The Times made inquiries about the COLA loss after being alerted by a Port Richey reader.
Lucas said the cost-of-living increases on veterans' regular pensions are tied to Social Security and will not be affected by the failure to enact COLA on disability compensation.
Unless Congress acts to revive the disability COLAs next year, veterans' compensation checks will continue at their current rates. That range is from $76 a month for veterans 10 percent disabled by injury or illness in the service to $1,537 for 100 percent disabilities. Those who are deemed severely disabled _ quadriplegics, for example _ can receive monthly compensation as high as $4,300.
Had the 5.4 percent cost-of-living increase been approved, a veteran receiving $76 a month now would have received an increase of $4.10. A veteran who is 100 disabled would have received another $83. A severely disabled veteran at the top of the compensation schedule would have received $232.20 more.

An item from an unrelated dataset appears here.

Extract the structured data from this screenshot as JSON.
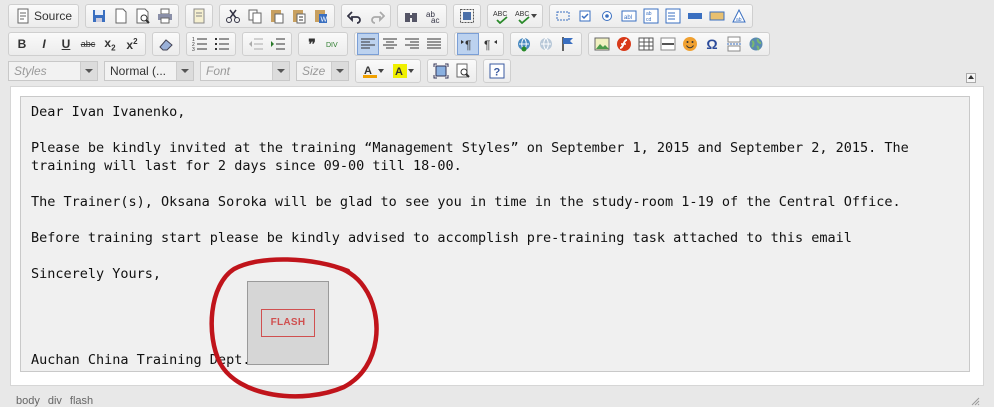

"That's not an insignificant amount of money," Lucas said. "And these are our primary customers. The primary purpose of (the Department of) Veterans Affairs is to take care of veterans with service-connected disabilities, and this will hit some of them pretty hard, especially if they were counting on the increase."
Heilman said he was particularly disturbed by the special-interest, or pork-barrel legislation that made it into the new budget, even as disabled veterans' benefits fell by the wayside.
"There's a $19-million authorization for a study of the methane content of cows' gas," he said. "Congress didn't have time for disabled vets' needs, but the members managed to find $19-million to study bovine flatulence. You explain that. I can't."